The  Caterpillar Story 

by Robert Brow     October 1999     (www.brow.on.ca)


Monnie had a great heart for others; so I want to remind you about the human heart. "The Lord does not see as mortals see; they look on the outward appearance, but the Lord looks on the heart" (1 Samuel 16:7). In other words what appears to us on earth is very different from the heart of the matter, which is what God has in mind.

Many of you have heard me tell the caterpillar story at funerals, especially when there are children there. Jesus said, we have to become like little children to enter the Kingdom of heaven (Matthew 18:3), and little children love to hear a good story again and again and again.

"Once upon a time there was a caterpillar. She lived on a branch, and spent her time crawling and chewing. That was what she thought life was all about. What worried her was that one by one her parents and family and friends went into a cocoon and died. "I'll be next," she thought.

But one day she got sick, and couldn't eat or crawl as usual. She turned over on her back, and for the first time looked up at the sky. It was a beautiful blue. Then she noticed bright colored creatures flying around above her. "Oh, I wish I could be free to fly like those things." But what she could not see was that those butterflies were her parents and family and friends.
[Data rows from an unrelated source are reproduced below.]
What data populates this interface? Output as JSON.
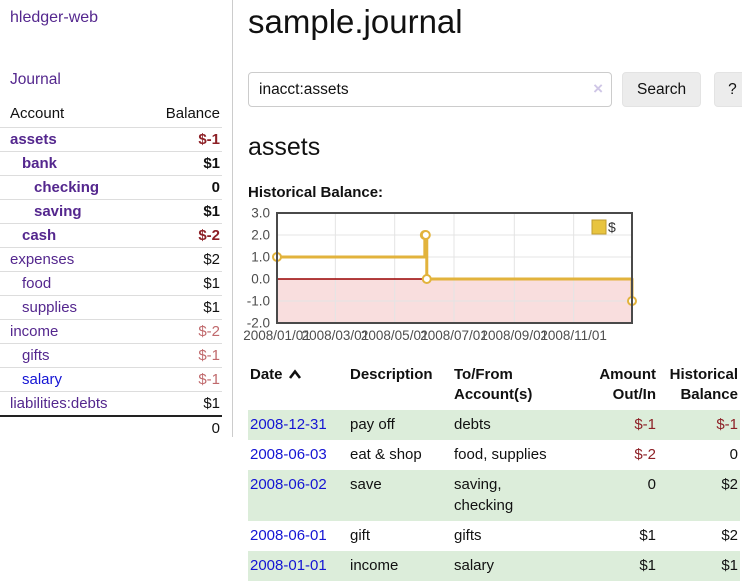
{
  "app": {
    "title": "hledger-web",
    "nav_journal": "Journal"
  },
  "colors": {
    "link_purple": "#54278e",
    "link_blue": "#1414d4",
    "negative_strong": "#8d2026",
    "negative_soft": "#c0696c",
    "row_stripe_green": "#dcedda",
    "chart_gold": "#e2b33c"
  },
  "sidebar": {
    "header": {
      "account": "Account",
      "balance": "Balance"
    },
    "accounts": [
      {
        "name": "assets",
        "indent": 0,
        "bold": true,
        "link": "purple",
        "balance": "$-1",
        "balance_style": "neg-strong"
      },
      {
        "name": "bank",
        "indent": 1,
        "bold": true,
        "link": "purple",
        "balance": "$1",
        "balance_style": "normal"
      },
      {
        "name": "checking",
        "indent": 2,
        "bold": true,
        "link": "purple",
        "balance": "0",
        "balance_style": "normal"
      },
      {
        "name": "saving",
        "indent": 2,
        "bold": true,
        "link": "purple",
        "balance": "$1",
        "balance_style": "normal"
      },
      {
        "name": "cash",
        "indent": 1,
        "bold": true,
        "link": "purple",
        "balance": "$-2",
        "balance_style": "neg-strong"
      },
      {
        "name": "expenses",
        "indent": 0,
        "bold": false,
        "link": "purple",
        "balance": "$2",
        "balance_style": "normal"
      },
      {
        "name": "food",
        "indent": 1,
        "bold": false,
        "link": "purple",
        "balance": "$1",
        "balance_style": "normal"
      },
      {
        "name": "supplies",
        "indent": 1,
        "bold": false,
        "link": "purple",
        "balance": "$1",
        "balance_style": "normal"
      },
      {
        "name": "income",
        "indent": 0,
        "bold": false,
        "link": "purple",
        "balance": "$-2",
        "balance_style": "neg-soft"
      },
      {
        "name": "gifts",
        "indent": 1,
        "bold": false,
        "link": "purple",
        "balance": "$-1",
        "balance_style": "neg-soft"
      },
      {
        "name": "salary",
        "indent": 1,
        "bold": false,
        "link": "blue",
        "balance": "$-1",
        "balance_style": "neg-soft"
      },
      {
        "name": "liabilities:debts",
        "indent": 0,
        "bold": false,
        "link": "purple",
        "balance": "$1",
        "balance_style": "normal"
      }
    ],
    "total": "0"
  },
  "main": {
    "title": "sample.journal",
    "search": {
      "value": "inacct:assets",
      "clear_icon": "×",
      "search_button": "Search",
      "help_button": "?"
    },
    "account_heading": "assets",
    "chart_label": "Historical Balance:"
  },
  "chart_data": {
    "type": "line",
    "style": "step-after",
    "title": "Historical Balance",
    "series": [
      {
        "name": "$",
        "color": "#e2b33c",
        "points": [
          [
            "2008-01-01",
            1
          ],
          [
            "2008-06-01",
            2
          ],
          [
            "2008-06-02",
            2
          ],
          [
            "2008-06-03",
            0
          ],
          [
            "2008-12-31",
            -1
          ]
        ]
      }
    ],
    "x_range": [
      "2008-01-01",
      "2008-12-31"
    ],
    "x_ticks": [
      "2008/01/01",
      "2008/03/01",
      "2008/05/01",
      "2008/07/01",
      "2008/09/01",
      "2008/11/01"
    ],
    "ylim": [
      -2,
      3
    ],
    "y_tick_step": 1,
    "grid": true,
    "negative_fill": "#f9dede",
    "zero_line_color": "#990000",
    "legend": {
      "label": "$",
      "position": "top-right"
    }
  },
  "table": {
    "headers": [
      {
        "label": "Date",
        "align": "left",
        "sorted": true
      },
      {
        "label": "Description",
        "align": "left"
      },
      {
        "label": "To/From\nAccount(s)",
        "align": "left"
      },
      {
        "label": "Amount\nOut/In",
        "align": "right"
      },
      {
        "label": "Historical\nBalance",
        "align": "right"
      }
    ],
    "rows": [
      {
        "date": "2008-12-31",
        "description": "pay off",
        "accounts": "debts",
        "amount": "$-1",
        "amount_style": "neg-strong",
        "balance": "$-1",
        "balance_style": "neg-strong"
      },
      {
        "date": "2008-06-03",
        "description": "eat & shop",
        "accounts": "food, supplies",
        "amount": "$-2",
        "amount_style": "neg-strong",
        "balance": "0",
        "balance_style": "normal"
      },
      {
        "date": "2008-06-02",
        "description": "save",
        "accounts": "saving,\nchecking",
        "amount": "0",
        "amount_style": "normal",
        "balance": "$2",
        "balance_style": "normal"
      },
      {
        "date": "2008-06-01",
        "description": "gift",
        "accounts": "gifts",
        "amount": "$1",
        "amount_style": "normal",
        "balance": "$2",
        "balance_style": "normal"
      },
      {
        "date": "2008-01-01",
        "description": "income",
        "accounts": "salary",
        "amount": "$1",
        "amount_style": "normal",
        "balance": "$1",
        "balance_style": "normal"
      }
    ]
  }
}
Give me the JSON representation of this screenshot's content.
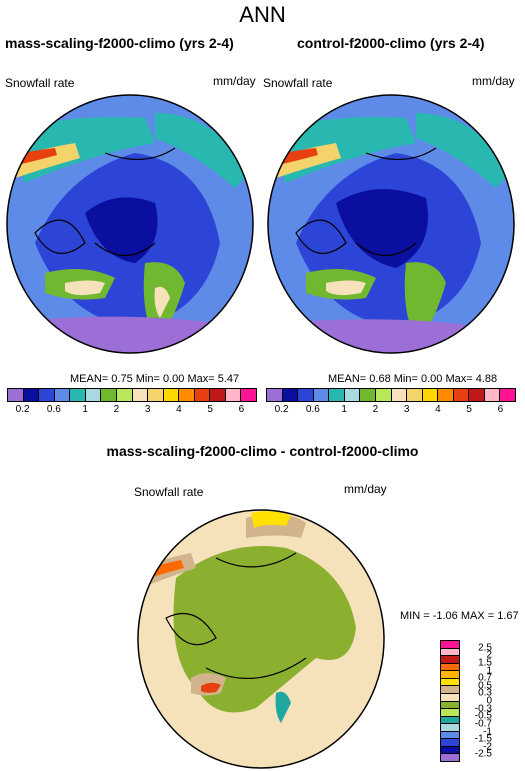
{
  "page": {
    "title": "ANN"
  },
  "panels": [
    {
      "heading": "mass-scaling-f2000-climo (yrs 2-4)",
      "variable": "Snowfall rate",
      "units": "mm/day",
      "stats": {
        "mean_label": "MEAN=",
        "mean": "0.75",
        "min_label": "Min=",
        "min": "0.00",
        "max_label": "Max=",
        "max": "5.47"
      }
    },
    {
      "heading": "control-f2000-climo (yrs 2-4)",
      "variable": "Snowfall rate",
      "units": "mm/day",
      "stats": {
        "mean_label": "MEAN=",
        "mean": "0.68",
        "min_label": "Min=",
        "min": "0.00",
        "max_label": "Max=",
        "max": "4.88"
      }
    }
  ],
  "difference_panel": {
    "heading": "mass-scaling-f2000-climo - control-f2000-climo",
    "variable": "Snowfall rate",
    "units": "mm/day",
    "stats": {
      "min_label": "MIN =",
      "min": "-1.06",
      "max_label": "MAX =",
      "max": "1.67"
    }
  },
  "colorbar_top": {
    "colors": [
      "#9B6FD6",
      "#0A0FA0",
      "#2C45D6",
      "#5E8BE8",
      "#28B8B0",
      "#A8D8E0",
      "#6FB830",
      "#B8E85A",
      "#F5E2BA",
      "#F5D36B",
      "#FFD700",
      "#FF8C00",
      "#E84010",
      "#C01818",
      "#FFB6C8",
      "#FF1493"
    ],
    "tick_labels": [
      "0.2",
      "0.6",
      "1",
      "2",
      "3",
      "4",
      "5",
      "6"
    ]
  },
  "colorbar_diff": {
    "colors": [
      "#FF1493",
      "#FFB6C8",
      "#C01818",
      "#FF6A00",
      "#FFB400",
      "#FFE000",
      "#D2B48C",
      "#F5E2BA",
      "#8BB030",
      "#B8E85A",
      "#20A8A0",
      "#A8D8E0",
      "#5E8BE8",
      "#2C45D6",
      "#0A0FA0",
      "#9B6FD6"
    ],
    "tick_labels": [
      "2.5",
      "2",
      "1.5",
      "1",
      "0.7",
      "0.5",
      "0.3",
      "0",
      "-0.3",
      "-0.5",
      "-0.7",
      "-1",
      "-1.5",
      "-2",
      "-2.5"
    ]
  },
  "colors": {
    "ocean_land_low": "#2C45D6",
    "diff_background": "#F5E2BA",
    "diff_land": "#8BB030"
  }
}
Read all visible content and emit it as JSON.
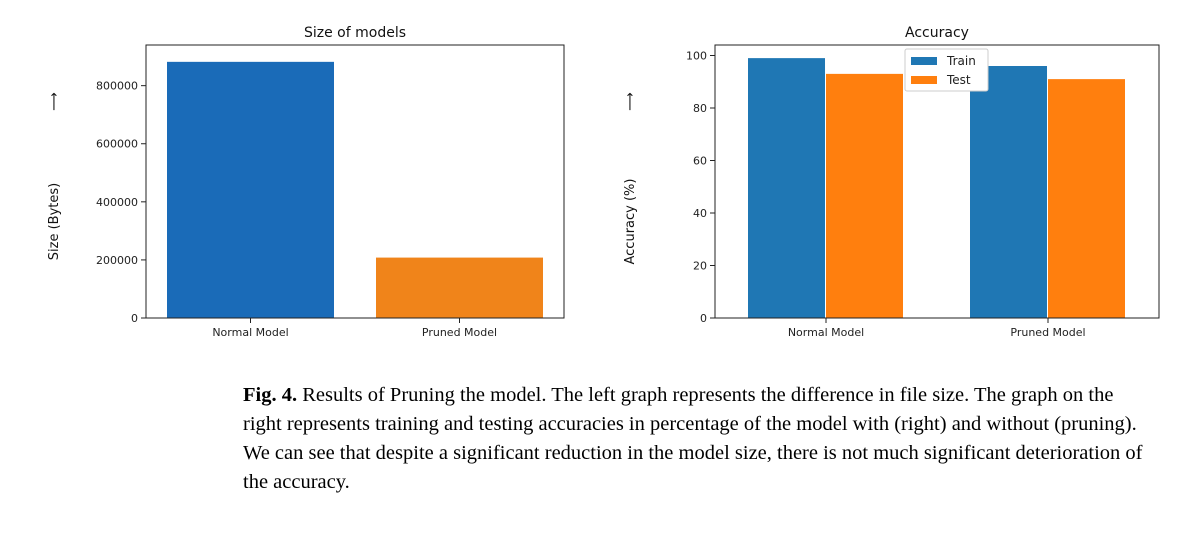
{
  "chart_data": [
    {
      "type": "bar",
      "title": "Size of models",
      "ylabel": "Size (Bytes)",
      "ylabel_arrow": "⟶",
      "xlabel": "",
      "categories": [
        "Normal Model",
        "Pruned Model"
      ],
      "values": [
        882000,
        208000
      ],
      "colors": [
        "#1a6bb8",
        "#f0841a"
      ],
      "ylim": [
        0,
        940000
      ],
      "yticks": [
        0,
        200000,
        400000,
        600000,
        800000
      ],
      "grid": false
    },
    {
      "type": "bar",
      "title": "Accuracy",
      "ylabel": "Accuracy (%)",
      "ylabel_arrow": "⟶",
      "xlabel": "",
      "categories": [
        "Normal Model",
        "Pruned Model"
      ],
      "series": [
        {
          "name": "Train",
          "values": [
            99,
            96
          ],
          "color": "#1f77b4"
        },
        {
          "name": "Test",
          "values": [
            93,
            91
          ],
          "color": "#ff7f0e"
        }
      ],
      "ylim": [
        0,
        104
      ],
      "yticks": [
        0,
        20,
        40,
        60,
        80,
        100
      ],
      "legend": "top-center",
      "grid": false
    }
  ],
  "caption": {
    "label": "Fig. 4.",
    "text": " Results of Pruning the model.   The left  graph  represents the difference in file size. The graph on the right represents training and testing accuracies in percentage of the model with (right)   and   without (pruning).   We can see that despite a significant reduction in the model size, there is not much significant deterioration of the accuracy."
  }
}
When she got better from her sickness, and was able to crawl and chew again, she would try to twist her head from time to time and look up longingly at the sky and those creatures above her.

Sure enough the time came when she began to feel a cocoon closing in around her. Bit by bit she felt herself unable to move. And then everything went blank. But not for long. The next thing she knew was that she could see the sky again, and the butterflies around her. But now she could recognize them as her parents and family and friends. From her shoulders she felt wings beginning to move. So she tried flying, and landed on the brightest flower she could see. And when she tasted the nectar, she couldn't believe she had spent her life eating those awful leaves.

The point of that story is that a caterpillar has very little idea of what life after dying in a cocoon is like. But the heart of that caterpillar was what she really longed to be. And we all know Monnie's faith had already helped her see something of the freedom she was made for. She is not the Monnie we saw suffering so terribly.

As Paul said about death and resurrection in our reading, "What is sown is perishable, what is raised is imperishable. It is sown in dishonor, it is raised in glory. It is sown in weakness, it is raised in power. It is sown a physical body, it is raised a spiritual body. For this perishable body must put on imperishability, and this mortal body must put on immortality. Then the saying that is written will be fulfilled : Death has been swallowed up in victory, Where, O death, is your victory? Where, O death, is your sting. But thanks be to God, who gives us the victory through our Lord Jesus Christ" (1 Corinthians 15:42-44 & 53-57).

(A meditation given at the committal service for Monnie Thrift (Raven) in St. James' Anglican Church, Kingston, Ontario, October 3, 1999).